The patriotism which some able-bodied citizens manifest in these times is unsurpassed in the history of the human race.--Patriotism begins at home, and their devotion to their homes is beyond all precedent. In peaceful times they may not have been exceedingly fond of the quiet enjoyments of the fireside. They may have considered them somewhat insipid, and varied the monotony of domestic joys by occasional raids into foreign regions. But now, when the security of the fireside demands a protector "there's no place like home." The perishable glories of the battle-field fade into insignificance compared with the calm fire-light of the hearth. The roar of a cannon has no such attraction for them as the music of the cricket in the corner, and even the midnight wallings of a disconsolate child are sweet music to the unearthly scream of a Hotchkiss or Parrott. They would not give the contents of one oyster shell for all the shells that the army have opened since the beginning of the war. They would rather go to bed rosy and reeling from a hard hit of Bacchus than lose a drop of their sacred claret under the malign influence of Mars. Their patriotism is very much akin to that of an old English preacher for his native island.--In his last moments, his faithful servant, John, endeavored to console him by saying: "Be comforted, my good master, you are going to a better place." "Ah, John," said the departing worthy, "there's no place like Old England."

There's no place, in the estimation of some of our most muscular patriots, like their dear native sod. They have no idea of leaving it under any consideration. If they once listen to the syren voice of Glory, who knows where they will bring up? Camp Lee is only the beginning of a journey which may end at Gettysburg. That wild fellow, Robert E., may drag them away from their native country and cause them to end their days in the most detestable of foreign lands. Patriotism dictates that they should incur no such hazard. They intend to stick to Virginia like a brother, or, what is better and closer, like a leech; to live by her and die in her.
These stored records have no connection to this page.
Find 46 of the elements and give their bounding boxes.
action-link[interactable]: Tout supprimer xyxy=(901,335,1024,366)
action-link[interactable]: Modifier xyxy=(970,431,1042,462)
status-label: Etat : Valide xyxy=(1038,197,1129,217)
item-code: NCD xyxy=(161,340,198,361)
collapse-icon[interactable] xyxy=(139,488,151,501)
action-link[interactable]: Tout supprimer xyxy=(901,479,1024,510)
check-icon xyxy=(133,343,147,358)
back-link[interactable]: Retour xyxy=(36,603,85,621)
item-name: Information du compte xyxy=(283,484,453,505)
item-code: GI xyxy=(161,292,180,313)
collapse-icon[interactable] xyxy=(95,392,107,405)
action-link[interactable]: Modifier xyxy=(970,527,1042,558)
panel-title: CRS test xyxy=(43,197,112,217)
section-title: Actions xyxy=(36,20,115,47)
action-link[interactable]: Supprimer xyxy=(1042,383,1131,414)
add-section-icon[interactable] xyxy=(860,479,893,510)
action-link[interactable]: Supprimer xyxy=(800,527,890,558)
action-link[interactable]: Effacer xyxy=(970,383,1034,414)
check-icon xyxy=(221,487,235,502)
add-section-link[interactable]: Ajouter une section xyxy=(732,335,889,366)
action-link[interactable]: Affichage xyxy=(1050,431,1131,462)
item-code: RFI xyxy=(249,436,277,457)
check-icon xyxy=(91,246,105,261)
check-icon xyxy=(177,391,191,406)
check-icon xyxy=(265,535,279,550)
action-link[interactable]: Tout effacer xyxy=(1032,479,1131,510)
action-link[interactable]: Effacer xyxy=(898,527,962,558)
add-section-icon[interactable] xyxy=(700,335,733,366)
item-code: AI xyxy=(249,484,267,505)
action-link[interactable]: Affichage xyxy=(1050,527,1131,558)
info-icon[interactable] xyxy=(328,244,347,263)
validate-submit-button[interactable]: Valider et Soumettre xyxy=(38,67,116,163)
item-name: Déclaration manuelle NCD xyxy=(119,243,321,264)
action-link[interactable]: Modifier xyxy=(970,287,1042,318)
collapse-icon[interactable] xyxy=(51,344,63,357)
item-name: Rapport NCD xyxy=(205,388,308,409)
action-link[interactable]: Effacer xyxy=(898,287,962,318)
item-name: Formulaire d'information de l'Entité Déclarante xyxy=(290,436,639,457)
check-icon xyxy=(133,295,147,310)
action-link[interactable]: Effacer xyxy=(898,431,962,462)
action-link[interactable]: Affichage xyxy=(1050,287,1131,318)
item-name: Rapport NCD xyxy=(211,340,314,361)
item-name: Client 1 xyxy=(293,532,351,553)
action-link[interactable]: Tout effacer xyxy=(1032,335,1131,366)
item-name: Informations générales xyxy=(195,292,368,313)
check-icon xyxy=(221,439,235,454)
In general these devoted patriots are huge feeders and drinkers. Men in the prime and vigor of life, and heavily working on important contracts for the Government, they require a vast amount of animal, vegetable, and alcoholic fuel to keep them in operation. They are necessary, however, to the production of supplies for the army. If, from producers, they were converted into consumers, they would use up Gen. Lee's supplies in two days and reduce the Commissary General to a state of total despair. A good many of them are gigantic drinking men, equal to those burly emperors of the Middle Ages, who would swill strong liquors till nearly apoplectic, and, when recommended to swallow a medicinal draught for the safety of their lives, replied that if they had room for medicine they would have swallowed more liquor.

It is a fortunate thing, therefore, that producers, who consume as much as they produce, are not put into the army, where they would produce nothing, not even themselves in the day of battle. Every man in his place, and their place is the town or neighborhood where they were born; the roof tree that sheltered their infant heads; the odoriferous mint bed suggestive of happier days and of a consolatory future. If a man loves not these home scenes, how can he be expected to love that part of his country which he has never seen? Those who prefer dying for their country to living in it are entitled to the enjoyment of their peculiar tastes; but that true patriotism which clings to the hearthstone shows its love for its country by living in it as long as possible. It is unable to appreciate the exquisite sensations of a bayonet through the abdomen, or a leg sawed off by a Confederate surgeon. If such a patriot saves his country in any field, it must be the cornfield; and if, when he becomes a grandfather, posterity asks whether he was in the war, he can reply with pride and satisfaction that he lived through it all, and made more out of it than Davis Lee, Stonewall Jackson, Longstreet, Beauregard, and all the rank and file put together. Happy and glorious the evening of a life so rigidly devoted to the domestic virtues!--Bear him gently, oh Posterity, to his resting place in the soil he loved so well, and bury him beneath his own dunghill — the fitting monument of his tenacious and productive qualities.